阪神タイガースに入団を決め会見する糸井嘉男選手 (c)朝日新聞社
阪神タイガースに入団を決め会見する糸井嘉男選手 (c)朝日新聞社

 フリーエージェント(FA)宣言した糸井嘉男外野手(オリックス)の阪神移籍が決まり、山口俊投手(DeNA)、森福允彦投手(ソフトバンク)の巨人移籍が確実となった。FA宣言し、移籍先が未定なのは陽岱鋼外野手(日本ハム)だけという状況。過去に国内FA移籍した選手の成績を移籍前後で比較し、傾向を探っていく。

 まずは投手だが、移籍初年度に好成績を残した選手はほとんどいない。国内FA移籍した投手のべ29人のうち、勝ち星を前年から1勝でも上積みしたのは、工藤公康(西武→ダイエー、ダイエー→巨人)、石井一久(ヤクルト→西武)、杉内俊哉(ソフトバンク→巨人)、中田賢一(中日→ソフトバンク)、久保康友(阪神→DeNA)、涌井秀章(西武→ロッテ)と、わずかに6人で7度しかない。

 最も白星を増やしたのは久保の9勝増(3勝→12勝)で、次いで中田の7勝増(4勝→11勝)だ。久保と中田に関しては、移籍前年の役割は主に救援。移籍年に先発に専念したので、勝ち星増は当然ともいえる。中田以外は全員が2度以上2桁勝利を挙げた実績があり、岸孝之(西武→楽天)は当てはまるが、今年初めて2桁勝利(11勝)をマークした山口は真価が問われる。

 逆に、前年より勝ち星を減らした投手は17人もいる。2桁減は加藤伸一(オリックスで11勝→近鉄で0勝)と若田部健一(ダイエーで10勝→横浜で0勝)だけだが、全投手での平均はマイナス2.2勝。巨人に移籍した投手に限るとマイナス1.1勝だが、これは門倉健(横浜から移籍)のマイナス9勝が大きく響いている。

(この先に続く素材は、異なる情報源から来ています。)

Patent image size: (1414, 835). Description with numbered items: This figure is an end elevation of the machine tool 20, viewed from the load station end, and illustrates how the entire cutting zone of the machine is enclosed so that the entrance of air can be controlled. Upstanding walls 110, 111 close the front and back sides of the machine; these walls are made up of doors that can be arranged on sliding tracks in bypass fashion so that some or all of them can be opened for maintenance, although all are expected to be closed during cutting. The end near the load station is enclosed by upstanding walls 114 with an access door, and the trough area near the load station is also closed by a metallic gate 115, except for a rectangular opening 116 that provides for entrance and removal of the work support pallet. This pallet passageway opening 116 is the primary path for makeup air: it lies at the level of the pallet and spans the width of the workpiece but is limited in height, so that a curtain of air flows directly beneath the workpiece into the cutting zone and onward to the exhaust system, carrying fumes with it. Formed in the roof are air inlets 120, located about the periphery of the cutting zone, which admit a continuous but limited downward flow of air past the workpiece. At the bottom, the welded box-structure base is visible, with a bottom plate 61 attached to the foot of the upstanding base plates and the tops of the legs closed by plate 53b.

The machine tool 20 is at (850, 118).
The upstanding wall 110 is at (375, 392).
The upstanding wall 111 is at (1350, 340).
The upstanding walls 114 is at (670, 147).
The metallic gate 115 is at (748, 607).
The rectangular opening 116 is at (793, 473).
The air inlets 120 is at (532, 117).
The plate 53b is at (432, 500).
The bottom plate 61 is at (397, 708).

 森福は中継ぎだが、ホールドを増やした投手は豊田清(西武→巨人)、小林宏(ロッテ→阪神)、高橋聡文(中日→阪神)の3人だけ。豊田は抑えで、小林宏は抑えから中継ぎに転向したため、あまり参考にならない。実質的には、高橋だけが中継ぎでホールドを増やしているといえる。